Feuerwehr

Mehr Arbeitsstunden durch Unwetter

Ehrungen und Beförderungen standen im Mittelpunkt der Jahreshauptversammlung des Feuerwehr-Löschbezirks Limbach. FOTO: Kai Dörner/Feuerwehr

Limbach. Neben einem Jahresrückblick gab es bei der Hauptversammlung der Wehr in Limbach Beförderungen und Ehrungen.

Neben Beförderungen, Ehrungen und dem obligatorischen Jahresrückblick stand die gemeinsame Ausbildung und Abwicklung von Einsatzlagen im Mittelpunkt der Jahreshauptversammlung der Feuerwehr Limbach. Löschbezirksführer Jens Hares referierte zunächst über die Beschaffungen im vergangen Jahr. Unter anderem wurde mit einer Tauchpumpe und einem Wassersauger weiteres Einsatzmaterial zur Bewältigung von Unwetterlagen beschafft. Auch der weitere beziehungsweise ergänzende Ausbau des „Einsatzleitwagens“ war Teil der Neuanschaffungen, wie es in der Mitteilung heißt.

Insgesamt war 2018 mit 62 Einsätzen eine leichte Steigerung zum Vorjahr zu verzeichnen. Im Zehn-Jahres-Durchschnitt lag die Zahl der Einsätze auf durchschnittlich hohem Niveau. Unter anderem war der Löschbezirk im Rahmen der gemeindeübergreifenden Zusammenarbeit bei einem Großbrand in St. Ingbert im Einsatz. Insbesondere die Einsätze im Rahmen der Unwetterlagen führten zu einem Anstieg im Bereich der geleisteten Arbeitsstunden. Auch der Bereich Ausbildung kam nicht zu kurz.

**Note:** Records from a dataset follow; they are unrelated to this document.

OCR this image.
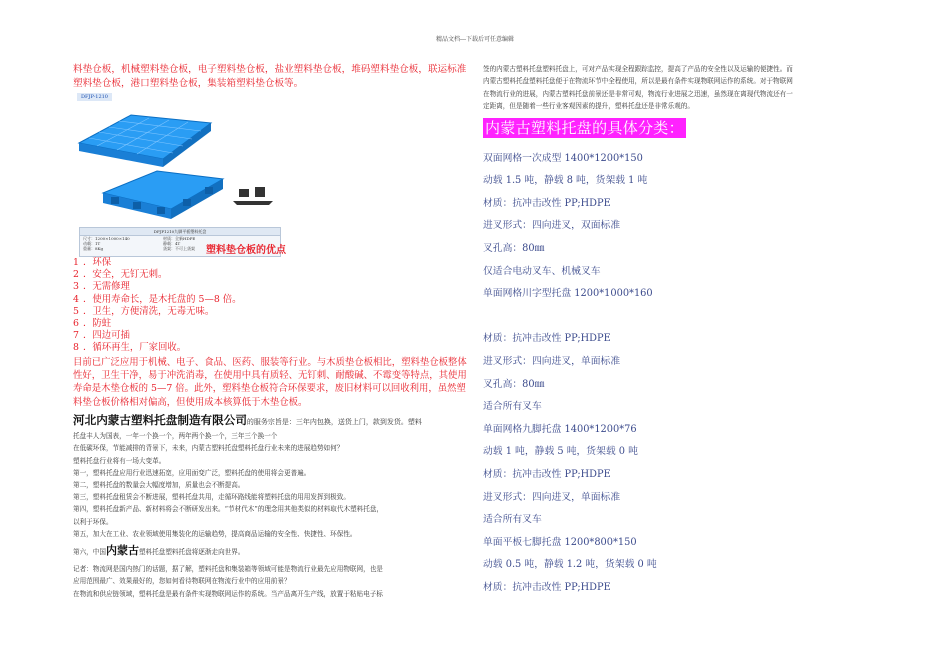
精品文档---下载后可任意编辑
料垫仓板，机械塑料垫仓板，电子塑料垫仓板，盐业塑料垫仓板，堆码塑料垫仓板，联运标准塑料垫仓板，港口塑料垫仓板，集装箱塑料垫仓板等。
DFJP-1210
DFJP1210九脚平板塑料托盘
尺寸：1200×1000×140	材质：全新HDPE
动载：1T	静载：4T
重量：8Kg	货架：不可上货架	塑料垫仓板的优点
1 ．环保
2 ．安全，无钉无刺。
3 ．无需修理
4 ．使用寿命长，是木托盘的 5—8 倍。
5 ．卫生，方便清洗，无毒无味。
6 ．防蛀
7 ．四边可插
8 ．循环再生，厂家回收。
目前已广泛应用于机械、电子、食品、医药、服装等行业。与木质垫仓板相比，塑料垫仓板整体性好，卫生干净，易于冲洗消毒，在使用中具有质轻、无钉刺、耐酸碱、不霉变等特点，其使用寿命是木垫仓板的 5—7 倍。此外，塑料垫仓板符合环保要求，废旧材料可以回收利用，虽然塑料垫仓板价格相对偏高，但使用成本核算低于木垫仓板。
河北内蒙古塑料托盘制造有限公司的服务宗旨是：三年内包换，送货上门，款到发货。塑料

托盘丰人为国表，一年一个换一个，两年两个换一个，三年三个换一个

在低碳环保，节能减排的背景下，未来，内蒙古塑料托盘塑料托盘行业未来的进展趋势如何？

塑料托盘行业将有一场大变革。

第一，塑料托盘应用行业迅速拓宽，应用面变广泛，塑料托盘的使用将会更普遍。

第二，塑料托盘的数量会大幅度增加，质量也会不断提高。

第三，塑料托盘租赁会不断进展，塑料托盘共用，走循环路线能将塑料托盘的用用发挥到极致。

第四，塑料托盘新产品、新材料将会不断研发出来。“节材代木”的理念用其他类似的材料取代木塑料托盘，

以利于环保。

第五，加大在工业、农业领域使用集装化的运输趋势，提高商品运输的安全性、快捷性、环保性。

第六，中国内蒙古塑料托盘塑料托盘将逐渐走向世界。

记者：物流网是国内热门的话题，据了解，塑料托盘和集装箱等领域可能是物流行业最先应用物联网，也是

应用范围最广、效果最好的，您如何看待物联网在物流行业中的应用前景？

在物流和供应链领域，塑料托盘是最有条件实现物联网运作的系统。当产品离开生产线，放置于粘贴电子标

签的内蒙古塑料托盘塑料托盘上，可对产品实现全程跟踪监控，提高了产品的安全性以及运输的便捷性。而

内蒙古塑料托盘塑料托盘便于在物流环节中全程使用，所以是最有条件实现物联网运作的系统。对于物联网

在物流行业的进展，内蒙古塑料托盘前景还是非常可观，物流行业进展之迅速，虽然现在离现代物流还有一

定距离，但是随着一些行业客观因素的提升，塑料托盘还是非常乐观的。

内蒙古塑料托盘的具体分类：
双面网格一次成型 1400*1200*150
动载 1.5 吨，静载 8 吨，货架载 1 吨
材质：抗冲击改性 PP;HDPE
进叉形式：四向进叉，双面标准
叉孔高：80㎜
仅适合电动叉车、机械叉车
单面网格川字型托盘 1200*1000*160
材质：抗冲击改性 PP;HDPE
进叉形式：四向进叉，单面标准
叉孔高：80㎜
适合所有叉车
单面网格九脚托盘 1400*1200*76
动载 1 吨，静载 5 吨，货架载 0 吨
材质：抗冲击改性 PP;HDPE
进叉形式：四向进叉，单面标准
适合所有叉车
单面平板七脚托盘 1200*800*150
动载 0.5 吨，静载 1.2 吨，货架载 0 吨
材质：抗冲击改性 PP;HDPE
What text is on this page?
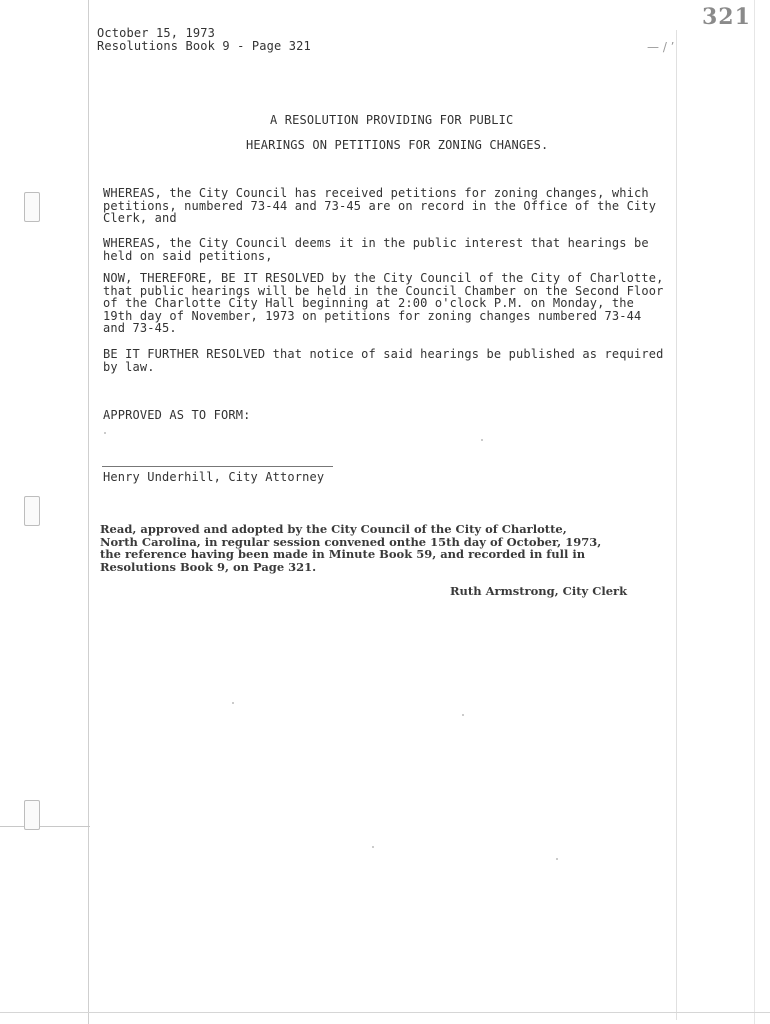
October 15, 1973
Resolutions Book 9 - Page 321
321
— / ’
A RESOLUTION PROVIDING FOR PUBLIC
HEARINGS ON PETITIONS FOR ZONING CHANGES.
WHEREAS, the City Council has received petitions for zoning changes, which
petitions, numbered 73-44 and 73-45 are on record in the Office of the City
Clerk, and
WHEREAS, the City Council deems it in the public interest that hearings be
held on said petitions,
NOW, THEREFORE, BE IT RESOLVED by the City Council of the City of Charlotte,
that public hearings will be held in the Council Chamber on the Second Floor
of the Charlotte City Hall beginning at 2:00 o'clock P.M. on Monday, the
19th day of November, 1973 on petitions for zoning changes numbered 73-44
and 73-45.
BE IT FURTHER RESOLVED that notice of said hearings be published as required
by law.
APPROVED AS TO FORM:
Henry Underhill, City Attorney
Read, approved and adopted by the City Council of the City of Charlotte,
North Carolina, in regular session convened onthe 15th day of October, 1973,
the reference having been made in Minute Book 59, and recorded in full in
Resolutions Book 9, on Page 321.
Ruth Armstrong, City Clerk
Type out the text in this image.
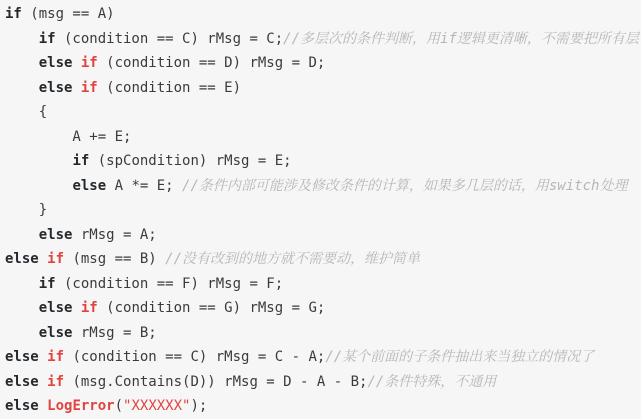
if (msg == A)
if (condition == C) rMsg = C;//多层次的条件判断，用if逻辑更清晰，不需要把所有层
else if (condition == D) rMsg = D;
else if (condition == E)
{
A += E;
if (spCondition) rMsg = E;
else A *= E; //条件内部可能涉及修改条件的计算，如果多几层的话，用switch处理
}
else rMsg = A;
else if (msg == B) //没有改到的地方就不需要动，维护简单
if (condition == F) rMsg = F;
else if (condition == G) rMsg = G;
else rMsg = B;
else if (condition == C) rMsg = C - A;//某个前面的子条件抽出来当独立的情况了
else if (msg.Contains(D)) rMsg = D - A - B;//条件特殊，不通用
else LogError("XXXXXX");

So wurden neben den regelmäßigen Übungsabenden diverse Lehrgänge von Grund- bis zur Führungsausbildung sowie spezialisierte Ausbildungen, zum Beispiel im Bereich der Brandbekämpfung wahrgenommen.

Neben den aktiven Feuerwehrleuten war auch die Jugendarbeit des Löschbezirks Thema der Versammlung. Sven Ecker berichtete in seiner Funktion als Jugendfeuerwehrbeauftragter über die Jugendarbeit. Der Löschbezirk startete demnach mit zwölf Jugendlichen und Kindern ins Berichtsjahr. Aktuell sind noch elf Jugendliche aktiv. Marc Habermann wurde aus der Jugendfeuerwehr in den aktiven Dienst übernommen. Die wöchentlichen Ausbildungseinheiten des Feuerwehrnachwuchses wurde durch einen Berufsfeuerwehrtag (24-Stunden Dienst), gemeinsame Übungen mit den Nachbarlöschbezirken Altstadt und Kirkel-Neuhäusel sowie einem Zeltlager im Rahmen der Sommerfreizeit ergänzt. Highlight war sicher das 50-jährige Bestehen der Limbacher Jugendfeuerwehr, das mit dem Feuerwehrfest im Sommer gebührend gefeiert wurde. Der Dank des Jugendfeuerwehrbeauftragten galt allen Helfern, die die Jugendarbeit im Jahresverlauf unterstützt und so erst ermöglicht haben.